L’antenne située sur le conservatoire

Un habitant de la ville a saisi le maire qui lui a répondu que les émissions de cette antenne sont contrôlées et que les contrôles ont toujours montré que l’intensité du champ électromagnétique est très inférieure aux normes.

De fait, on voit sur le site de l’ANFR que cinq mesures ont été faites à proximité de cette antenne dont trois le même jour en avril 2006 ; les autres datent de 2002. Les valeurs les plus hautes ont été trouvées rue du jardin public ; elles donnent un résultat de 2,45 V/m ; les autres mesures faites rue du jardin public ont eu comme résultat 1,4 et 1,6 V/m.

Le site de l’ANFR nous apprend également que les mesures faites en 2002  3 rue Romain Roland donnaient 0,9 V/m.

Nous disposons par ailleurs de mesures faites en novembre 2005 par le bureau Veritas. Devant le 4 de la rue Romain Rolland, le cumul des émissions mesurées fut de 2,2 V/m.

Toutes ces valeurs sont très inférieures aux valeurs limites fixées par les normes, qui sont de 28 à 60 V/m selon le type d’installation. Mais elles sont du même ordre de grandeur que le niveau maximum retenu par la charte parisienne (2 V/m de puissance moyenne sur la journée entière) et quatre fois plus que le maximum auquel ont pensé les initiateurs de la proposition de loi.
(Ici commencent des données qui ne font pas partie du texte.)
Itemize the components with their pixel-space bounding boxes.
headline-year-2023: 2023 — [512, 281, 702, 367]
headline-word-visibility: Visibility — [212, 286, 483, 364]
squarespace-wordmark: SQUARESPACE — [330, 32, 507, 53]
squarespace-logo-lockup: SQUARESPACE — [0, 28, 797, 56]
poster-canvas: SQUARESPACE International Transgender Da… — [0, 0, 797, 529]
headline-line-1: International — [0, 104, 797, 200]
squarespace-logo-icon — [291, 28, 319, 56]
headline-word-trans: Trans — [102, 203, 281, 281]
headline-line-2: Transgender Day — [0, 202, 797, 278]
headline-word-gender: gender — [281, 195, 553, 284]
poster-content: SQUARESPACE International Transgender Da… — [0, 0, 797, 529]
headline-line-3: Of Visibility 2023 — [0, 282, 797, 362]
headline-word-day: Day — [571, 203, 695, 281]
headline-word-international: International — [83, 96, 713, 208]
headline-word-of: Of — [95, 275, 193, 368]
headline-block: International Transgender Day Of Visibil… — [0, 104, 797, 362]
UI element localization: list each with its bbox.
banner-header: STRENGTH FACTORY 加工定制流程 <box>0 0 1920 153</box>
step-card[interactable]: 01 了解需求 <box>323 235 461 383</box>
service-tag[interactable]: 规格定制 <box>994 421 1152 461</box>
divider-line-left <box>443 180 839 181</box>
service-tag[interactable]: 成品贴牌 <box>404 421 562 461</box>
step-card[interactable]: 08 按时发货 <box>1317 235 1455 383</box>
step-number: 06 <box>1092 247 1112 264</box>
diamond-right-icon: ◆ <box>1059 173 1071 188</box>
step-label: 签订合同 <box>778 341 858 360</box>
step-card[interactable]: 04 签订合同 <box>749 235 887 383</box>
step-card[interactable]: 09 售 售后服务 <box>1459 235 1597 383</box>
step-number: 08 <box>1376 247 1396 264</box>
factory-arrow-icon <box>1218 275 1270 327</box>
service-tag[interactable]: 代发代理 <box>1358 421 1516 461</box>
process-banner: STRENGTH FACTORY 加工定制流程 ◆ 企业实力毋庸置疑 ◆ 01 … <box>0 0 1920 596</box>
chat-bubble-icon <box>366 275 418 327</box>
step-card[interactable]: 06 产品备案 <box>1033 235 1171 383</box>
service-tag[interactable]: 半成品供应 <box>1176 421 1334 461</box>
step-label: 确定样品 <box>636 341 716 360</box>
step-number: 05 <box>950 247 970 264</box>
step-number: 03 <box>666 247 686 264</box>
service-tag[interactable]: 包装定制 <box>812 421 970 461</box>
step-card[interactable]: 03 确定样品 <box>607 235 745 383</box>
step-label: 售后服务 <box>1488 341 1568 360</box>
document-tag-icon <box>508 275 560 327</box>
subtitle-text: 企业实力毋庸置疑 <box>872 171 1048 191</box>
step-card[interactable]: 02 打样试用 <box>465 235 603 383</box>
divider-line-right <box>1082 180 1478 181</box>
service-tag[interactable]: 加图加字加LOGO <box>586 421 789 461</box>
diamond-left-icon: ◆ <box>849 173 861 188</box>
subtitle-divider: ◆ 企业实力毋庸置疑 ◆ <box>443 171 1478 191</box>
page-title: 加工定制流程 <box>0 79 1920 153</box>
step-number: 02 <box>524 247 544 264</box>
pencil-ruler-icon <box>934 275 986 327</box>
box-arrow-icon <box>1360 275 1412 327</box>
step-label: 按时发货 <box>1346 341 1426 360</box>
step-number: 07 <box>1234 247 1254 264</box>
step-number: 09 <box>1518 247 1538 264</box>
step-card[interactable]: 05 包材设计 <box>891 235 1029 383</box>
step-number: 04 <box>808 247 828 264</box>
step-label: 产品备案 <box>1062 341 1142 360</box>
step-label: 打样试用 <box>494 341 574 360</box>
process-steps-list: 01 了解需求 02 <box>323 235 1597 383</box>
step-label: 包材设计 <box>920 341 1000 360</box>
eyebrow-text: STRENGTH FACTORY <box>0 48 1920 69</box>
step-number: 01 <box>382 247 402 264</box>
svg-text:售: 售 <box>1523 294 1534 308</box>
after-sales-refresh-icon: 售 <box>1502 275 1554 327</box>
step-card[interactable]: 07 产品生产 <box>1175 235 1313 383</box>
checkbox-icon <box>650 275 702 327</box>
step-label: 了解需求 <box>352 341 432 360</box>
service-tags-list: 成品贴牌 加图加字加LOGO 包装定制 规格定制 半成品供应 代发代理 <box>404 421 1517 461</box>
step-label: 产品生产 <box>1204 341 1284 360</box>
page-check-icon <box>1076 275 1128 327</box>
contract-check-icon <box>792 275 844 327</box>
Le plus significatif est que ces valeurs sont en forte augmentation, de 2002 à 2006. de plus, tout le monde est d’accord sur le fait qu’il faut être particulièrement prudent à proximité des crèches et des établissements scolaires.

 
Les antennes situées route de Corbeil

Des riverains se sont adressés plusieurs fois à la mairie pour dire leur inquiétude face à l’installation de trois antennes situées à moins de cinquante mètres les unes des autres route de Corbeil. L’un d’entre eux a écrit au maire le 12 décembre 2006 ; le maire adjoint compétent lui a répondu par téléphone pour dire qu’il allait lui donner une réponse, qui n’est pas venue. Ce riverain a donc écrit à nouveau au maire le 9 février 2007 sans avoir plus de réponse. D’autres riverains ont interrogé oralement le maire ou un adjoint, sans avoir de réponse.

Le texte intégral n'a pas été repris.